Systemic antifibrinolytic treatment and mechanical revascularization procedures prior to decompressive hemicraniectomy for malignant courses of ischemic stroke due to large vessel occlusion of the anterior circulation do not affect surgical complication rates or functional outcome. Conclusions drawn from the pivotal trials of decompressive hemicraniectomy as treatment for malignant ischemic stroke are still valid in times of modern acute stroke, as the introduction of mechanical recanalization techniques has not significantly altered the characteristics of patients requiring decompressive hemicraniectomy for intractably increased intracranial pressure.

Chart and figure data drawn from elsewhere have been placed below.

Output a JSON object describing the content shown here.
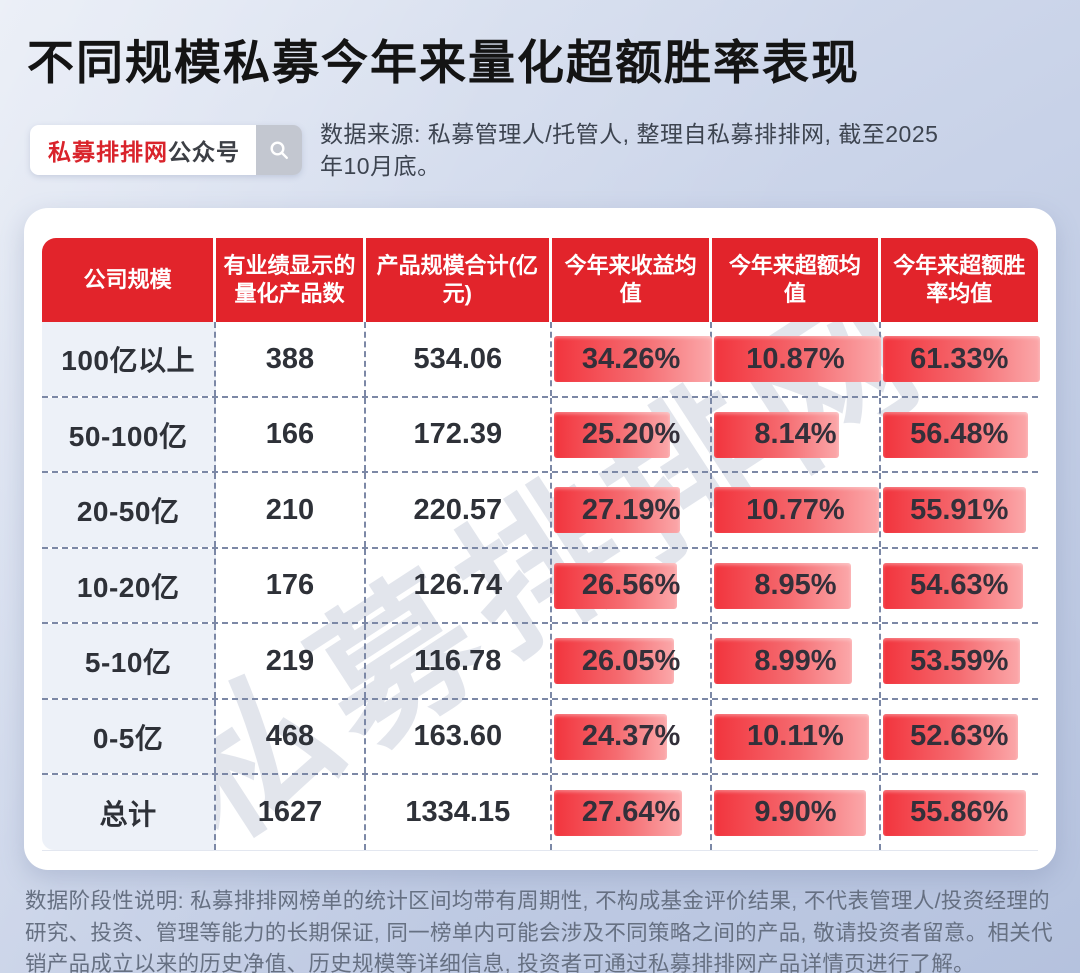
{
  "header": {
    "title": "不同规模私募今年来量化超额胜率表现",
    "badge": {
      "brand": "私募排排网",
      "suffix": "公众号",
      "icon": "search-icon"
    },
    "source": "数据来源: 私募管理人/托管人, 整理自私募排排网, 截至2025年10月底。"
  },
  "watermark": {
    "text": "私募排排网"
  },
  "table": {
    "headers": [
      "公司规模",
      "有业绩显示的量化产品数",
      "产品规模合计(亿元)",
      "今年来收益均值",
      "今年来超额均值",
      "今年来超额胜率均值"
    ],
    "rows": [
      {
        "scale": "100亿以上",
        "count": "388",
        "aum": "534.06",
        "yield": "34.26%",
        "excess": "10.87%",
        "winrate": "61.33%"
      },
      {
        "scale": "50-100亿",
        "count": "166",
        "aum": "172.39",
        "yield": "25.20%",
        "excess": "8.14%",
        "winrate": "56.48%"
      },
      {
        "scale": "20-50亿",
        "count": "210",
        "aum": "220.57",
        "yield": "27.19%",
        "excess": "10.77%",
        "winrate": "55.91%"
      },
      {
        "scale": "10-20亿",
        "count": "176",
        "aum": "126.74",
        "yield": "26.56%",
        "excess": "8.95%",
        "winrate": "54.63%"
      },
      {
        "scale": "5-10亿",
        "count": "219",
        "aum": "116.78",
        "yield": "26.05%",
        "excess": "8.99%",
        "winrate": "53.59%"
      },
      {
        "scale": "0-5亿",
        "count": "468",
        "aum": "163.60",
        "yield": "24.37%",
        "excess": "10.11%",
        "winrate": "52.63%"
      },
      {
        "scale": "总计",
        "count": "1627",
        "aum": "1334.15",
        "yield": "27.64%",
        "excess": "9.90%",
        "winrate": "55.86%"
      }
    ]
  },
  "chart_data": {
    "type": "table",
    "title": "不同规模私募今年来量化超额胜率表现",
    "columns": [
      "公司规模",
      "有业绩显示的量化产品数",
      "产品规模合计(亿元)",
      "今年来收益均值",
      "今年来超额均值",
      "今年来超额胜率均值"
    ],
    "rows": [
      [
        "100亿以上",
        388,
        534.06,
        34.26,
        10.87,
        61.33
      ],
      [
        "50-100亿",
        166,
        172.39,
        25.2,
        8.14,
        56.48
      ],
      [
        "20-50亿",
        210,
        220.57,
        27.19,
        10.77,
        55.91
      ],
      [
        "10-20亿",
        176,
        126.74,
        26.56,
        8.95,
        54.63
      ],
      [
        "5-10亿",
        219,
        116.78,
        26.05,
        8.99,
        53.59
      ],
      [
        "0-5亿",
        468,
        163.6,
        24.37,
        10.11,
        52.63
      ],
      [
        "总计",
        1627,
        1334.15,
        27.64,
        9.9,
        55.86
      ]
    ],
    "units": {
      "产品规模合计": "亿元",
      "今年来收益均值": "%",
      "今年来超额均值": "%",
      "今年来超额胜率均值": "%"
    },
    "databar_columns": [
      "今年来收益均值",
      "今年来超额均值",
      "今年来超额胜率均值"
    ],
    "databar_rule": "bar width proportional to value / column max"
  },
  "footer": {
    "disclaimer": "数据阶段性说明: 私募排排网榜单的统计区间均带有周期性, 不构成基金评价结果, 不代表管理人/投资经理的研究、投资、管理等能力的长期保证, 同一榜单内可能会涉及不同策略之间的产品, 敬请投资者留意。相关代销产品成立以来的历史净值、历史规模等详细信息, 投资者可通过私募排排网产品详情页进行了解。"
  },
  "colors": {
    "header_red": "#e2242b",
    "brand_red": "#d9232b",
    "bar_gradient_start": "#f2343d",
    "bar_gradient_mid": "#f56b70",
    "bar_gradient_end": "#fba8aa",
    "first_col_bg": "#edf1f8",
    "dash_border": "#7c88a6",
    "page_bg_top": "#dce3f1",
    "page_bg_bottom": "#b5c2de",
    "title_text": "#141414",
    "body_text": "#2e3138",
    "muted_text": "#667082"
  }
}
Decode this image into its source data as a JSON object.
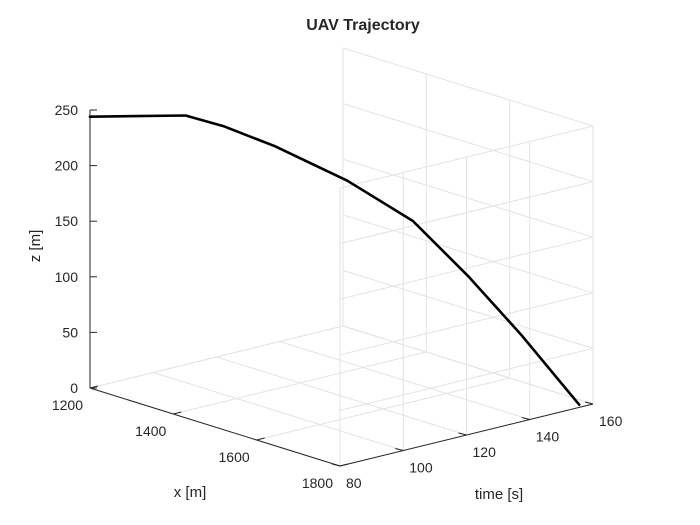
{
  "chart_data": {
    "type": "line",
    "title": "UAV Trajectory",
    "x_axis": {
      "label": "time [s]",
      "range": [
        80,
        160
      ],
      "ticks": [
        80,
        100,
        120,
        140,
        160
      ],
      "tick_labels": [
        "80",
        "100",
        "120",
        "140",
        "160"
      ]
    },
    "y_axis": {
      "label": "x [m]",
      "range": [
        1200,
        1800
      ],
      "ticks": [
        1200,
        1400,
        1600,
        1800
      ],
      "tick_labels": [
        "1200",
        "1400",
        "1600",
        "1800"
      ]
    },
    "z_axis": {
      "label": "z [m]",
      "range": [
        0,
        250
      ],
      "ticks": [
        0,
        50,
        100,
        150,
        200,
        250
      ],
      "tick_labels": [
        "0",
        "50",
        "100",
        "150",
        "200",
        "250"
      ]
    },
    "grid": true,
    "view": "3d",
    "series": [
      {
        "color": "#000000",
        "points": [
          {
            "time": 80.0,
            "x": 1200,
            "z": 244
          },
          {
            "time": 110.2,
            "x": 1200,
            "z": 224
          },
          {
            "time": 115.3,
            "x": 1252,
            "z": 217
          },
          {
            "time": 120.6,
            "x": 1335,
            "z": 205
          },
          {
            "time": 129.6,
            "x": 1441,
            "z": 180
          },
          {
            "time": 137.3,
            "x": 1540,
            "z": 150
          },
          {
            "time": 144.0,
            "x": 1623,
            "z": 105
          },
          {
            "time": 150.0,
            "x": 1703,
            "z": 58
          },
          {
            "time": 155.9,
            "x": 1798,
            "z": 2
          }
        ]
      }
    ]
  }
}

In the future, multicenter approaches should be pursued to improve data quality and gain more detailed insight into the topic.

Supplementary Information

Below is the link to the electronic supplementary material.

Author Contributions

Conceptualization: JW; methodology: JW, J-ON, and OTA; software: JW, OTA, and J-ON; validation: AU and SS; formal analysis: PR, SS, DFV, MM, J-ON, and AU; investigation: JW, OTA, SS, and DFV; resources: PR, MM, and AU; data curation: JW and OTA; writing (original draft preparation): JW; writing (review and editing): OTA, SS, PR, DFV, MM, AU, and J-ON; visualization: JW, OTA, and J-ON; supervision: J-ON and AU; project administration: JW. All authors read and approved the manuscript.

Source of support

Open Access funding enabled and organized by Projekt DEAL. No external funding was received.

Data Availability

The data sets used and/or analyzed in the current study are available from the corresponding author upon reasonable request.

Conflicts of interest

DFV reports consultancy for Medtronic and paid lectures for Cerenovus and a research grant from MicroVention (unrelated to this work). MM has received consulting honoraria, speaker honoraria, and travel support unrelated to this work from Codman, Covidien/Medtronic, MicroVention, Phenox, and Stryker. All other authors certify that they have no affiliations with or involvement in any organization or entity with any financial interest (such as honoraria; educational grants; participation in speakers’ bureaus; membership, employment, consultancies, stock ownership, or other equity interest; and expert testimony or patent-licensing arrangements), or nonfinancial interest (such as personal or professional relationships, affiliations, knowledge, or beliefs) in the subject matter or materials discussed in this article.

Ethical approval/informed consent

The study was conducted in accordance with the ethical standards of the institutional and/or national research committee and with the 1964 Declaration of Helsinki and its later amendments or comparable ethical standards. The study protocol was approved by the local standing committee on ethical practice of the University of Heidelberg (approval number S-667/2021).